Steranko is almost the direct influence for Kavalier. Back in the 1960’s, Steranko did his most amazing comic work in Nick Fury: Agent of S.H.I.E.L.D. But before he was an artist, he was a professional escape artist. What’s more, his stint as an escape artist became the inspiration for Jack Kirby’s Mister Miracle.

Chabon later commented on the link between Kavalier and Steranko in a letter response in Wizard #122 [Note: the letter came from Nate Raymond, the operator of this website]. “I was westling with the question of how to get my character of Joe Kavalier out of Nazi-occupied Prague when I read an article about Steranko’s career as an escape artist,” he said. “So both Kavalier and the Escapist share the same inspiration as Kirby’s Mister Miracle.”

So sure was the tie between the fictional and real artists that a meeting between Chabon and Steranko was held at Lee Comics in December 2002. “I would never have written Kavalier and Clay without [Jim Steranko’s] History of Comics. It is the standard history,” Chabon said at the event according to Wellred Press. “When I first read it in 1970 was when I discovered that comics had a history…I was mind blown by [Steranko’s] body of work. The October 1995 Comic Book Marketplace issue has a detailed account of Steranko as a performing escape artist. Up until I read that, I had heard it but never knew how seriously to take that.”

Although Steranko may have formed the basis of Kavalier, his actual escapes never made it into the book, according to Chabon’s Steranko section on his website. “In October 1964, STERANKO (one senses that he might like it written thus) produced a special number of Genii, The Conjuror’s Magazine, dedicated to Houdini. In it he revealed, in startlingly generous detail, many of the secrets of the liberationist’s art.

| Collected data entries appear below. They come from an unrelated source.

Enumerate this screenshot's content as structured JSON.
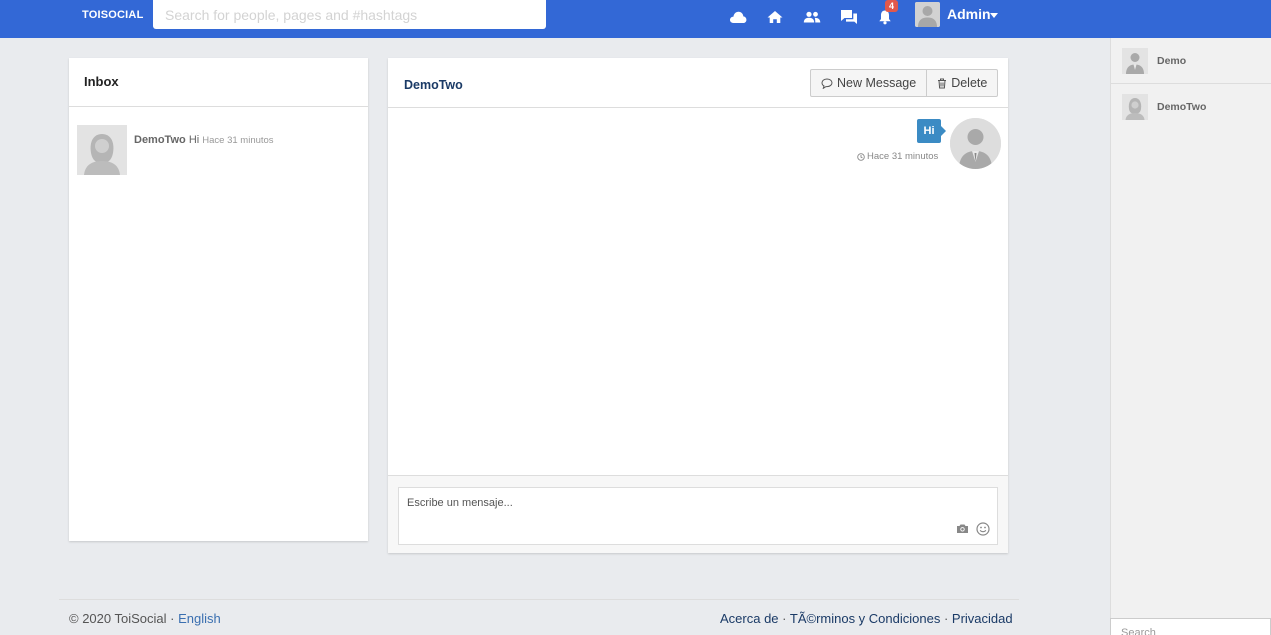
{
  "header": {
    "brand": "TOISOCIAL",
    "search_placeholder": "Search for people, pages and #hashtags",
    "notification_count": "4",
    "user_name": "Admin",
    "icons": [
      "cloud-icon",
      "home-icon",
      "friends-icon",
      "messages-icon",
      "bell-icon"
    ]
  },
  "inbox": {
    "title": "Inbox",
    "items": [
      {
        "name": "DemoTwo",
        "message": "Hi",
        "time": "Hace 31 minutos"
      }
    ]
  },
  "chat": {
    "title": "DemoTwo",
    "new_message_label": "New Message",
    "delete_label": "Delete",
    "messages": [
      {
        "text": "Hi",
        "time": "Hace 31 minutos"
      }
    ],
    "compose_placeholder": "Escribe un mensaje..."
  },
  "footer": {
    "copyright": "© 2020 ToiSocial · ",
    "language": "English",
    "about": "Acerca de",
    "terms": "TÃ©rminos y Condiciones",
    "privacy": "Privacidad",
    "separator": " · "
  },
  "sidebar": {
    "contacts": [
      {
        "name": "Demo"
      },
      {
        "name": "DemoTwo"
      }
    ],
    "search_placeholder": "Search"
  },
  "colors": {
    "topbar": "#3368d6",
    "bubble": "#3b8bc4",
    "badge": "#e2584c",
    "background": "#e9ebee"
  }
}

To my eternal sorrow, I learned of the existence of this remarkable issue when it was too late to be of assistance to me in writing The Amazing Adventures of Kavalier & Clay.”

“I know how they would have delighted the imagination of Joe Kavalier,” he says.

Charles Biro

Remember that amazing jam-session in Kavalier & Clay where a bunch of artists gathered together in a loft to create Amazing Midget Radio Comics #1? Well, it really happened!

It was 1941, and Charles Biro was in a pickle. Daredevil Battles Hitler had seen huge sales and a follow-up seemed inevitable. Biro’s editor, Lev Gleason of Comic House, had given him only a weekend to produce the 64-page Daredevil #2 comic book. Knowing his limits, Biro brought creators Jerry Robinson, Bernie Klein, Mort Meskin, George Roussos and others on-board to finish the entire issue on-deadline. Not only did the issue contain a Golden Age Daredevil story, but it also contained the first appearance of “London” and “Blackout” in their own stories.

“It was a weekend that captured an era,” wrote Gerald Jones, author of Men of Tomorrow: Geeks, Gangsters and the Birth of the Comic Book. “Commerce, luck, and youth had never come together so perfectly to create a moment so evanescently American. It paid off, too. Oh, the comic book they made that weekend was a mess. But it was loud and colorful and full of fighting heroes. And here and there, from the seediness and haste, emerged those moments of unannounced beauty–a perfect line, a living figure, a composition of nearly accidental grade–that are so heartbreaking and so liberating in junk culture.”

Joe Cavalieri

I doubt Chabon meant for this, but I find it a funny coincidence that a former Superman editor has basically the same name as Chabon’s literary hero. Just thought I’d point that out for kicks.